We have two important things to do in life: one is to develop our potential, and the other is to make good choices. Both greatly determine the shape of our lives and the extent to which we move from where we are to where God ought us to be.

The life that Christ offers us is full of potentiality, but we need to grasp this life with both hands. Yes we are in Christ by faith, but we can grow more fully in Him. Yes the Holy Spirit has touched and influenced us, but He can more radically affect and empower us. Yes we received salvation only by grace, but we need to spiritually mature and work it out.

While the Bible said contentment is good, it also says we should only be discontented with our Spiritual growth. While the Bible said God gave us the freedom to choose, it also says that we should choose to stay in God’s will to live a full life.

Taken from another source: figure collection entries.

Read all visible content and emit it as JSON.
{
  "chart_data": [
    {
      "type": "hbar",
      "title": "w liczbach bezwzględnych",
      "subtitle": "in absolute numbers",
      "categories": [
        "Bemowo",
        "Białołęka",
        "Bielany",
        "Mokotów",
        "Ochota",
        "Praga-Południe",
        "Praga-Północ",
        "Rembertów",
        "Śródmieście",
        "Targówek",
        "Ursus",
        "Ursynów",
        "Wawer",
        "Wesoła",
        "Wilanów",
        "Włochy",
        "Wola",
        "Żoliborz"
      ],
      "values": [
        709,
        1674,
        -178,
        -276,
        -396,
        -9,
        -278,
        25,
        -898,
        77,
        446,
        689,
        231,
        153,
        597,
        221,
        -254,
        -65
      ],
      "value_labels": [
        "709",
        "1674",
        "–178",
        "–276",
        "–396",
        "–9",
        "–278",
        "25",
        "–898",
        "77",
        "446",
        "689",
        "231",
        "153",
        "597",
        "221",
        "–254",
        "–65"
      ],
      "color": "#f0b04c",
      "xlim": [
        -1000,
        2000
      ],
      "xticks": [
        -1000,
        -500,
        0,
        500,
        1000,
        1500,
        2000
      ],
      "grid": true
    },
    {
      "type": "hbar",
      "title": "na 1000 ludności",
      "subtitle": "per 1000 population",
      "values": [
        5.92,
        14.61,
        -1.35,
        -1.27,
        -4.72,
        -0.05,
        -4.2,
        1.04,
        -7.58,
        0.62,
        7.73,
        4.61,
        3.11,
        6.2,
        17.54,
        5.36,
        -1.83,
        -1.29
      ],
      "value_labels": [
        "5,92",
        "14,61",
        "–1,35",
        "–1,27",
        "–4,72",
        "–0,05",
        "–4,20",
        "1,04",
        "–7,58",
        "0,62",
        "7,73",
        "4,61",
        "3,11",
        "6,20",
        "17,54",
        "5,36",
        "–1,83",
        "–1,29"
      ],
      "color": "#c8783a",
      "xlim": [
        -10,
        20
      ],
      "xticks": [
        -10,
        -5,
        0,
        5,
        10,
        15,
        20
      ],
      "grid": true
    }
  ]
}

To realize our potential means we need to have a holy dissatisfaction, a hunger for more, and an unwillingness to be complacent. We should continue to ask, seek, and knock. We should be contented with what we HAVE, but we should never be contented with what WE CAN BECOME. Those are two different things.

It is this desire to move forward and grow that should characterize us as Christians. We cannot all expect to be the most integrated, balanced, mature, moral, fair, determined, resilient and creative people in the world, even though some Christians are such outstanding people. But we can, in spite of inadequate background, socialization and education, realize our potential in Christ.

But realizing our potential is intimately linked to making choices. God does not choose to control us. Instead he treats us as mature sons and daughters. We have the responsibility for making our important life choices. We can choose to be mediocre, complacent, inconsistent and selfish. We can choose to be people-pleasing, conforming, and unconcerned about our society.

But we can instead choose to do the contrary and stand up strong for God. We can choose to serve God more than mammon, to put God’s will before our personal plans and ambitions, and to pepper our lives with the risks and challenges that come from responding to the gentle nudges of the Holy Spirit.

We should be known in the world by something more than our churchgoing and beliefs. We should be marked by a particular quality of life.

That quality of life is one of wholeness, but we stay humble and keep in mind that we are still broken in so many aspects of our own lives. That it’s only by God’s grace we find joy in our lives.

What should distinguish us from others, therefore, is not that we have arrived, or have it all together, but rather that we desire to grow in Christ, that we long for His kingdom to be more fully revealed through us, and are prepared to make those choices that seek to obey and serve God in our world.

Thus, while we may be known for our power, wisdom, and wholeness, it is from our weakness, searching, praying and obedience that God will most be glorified.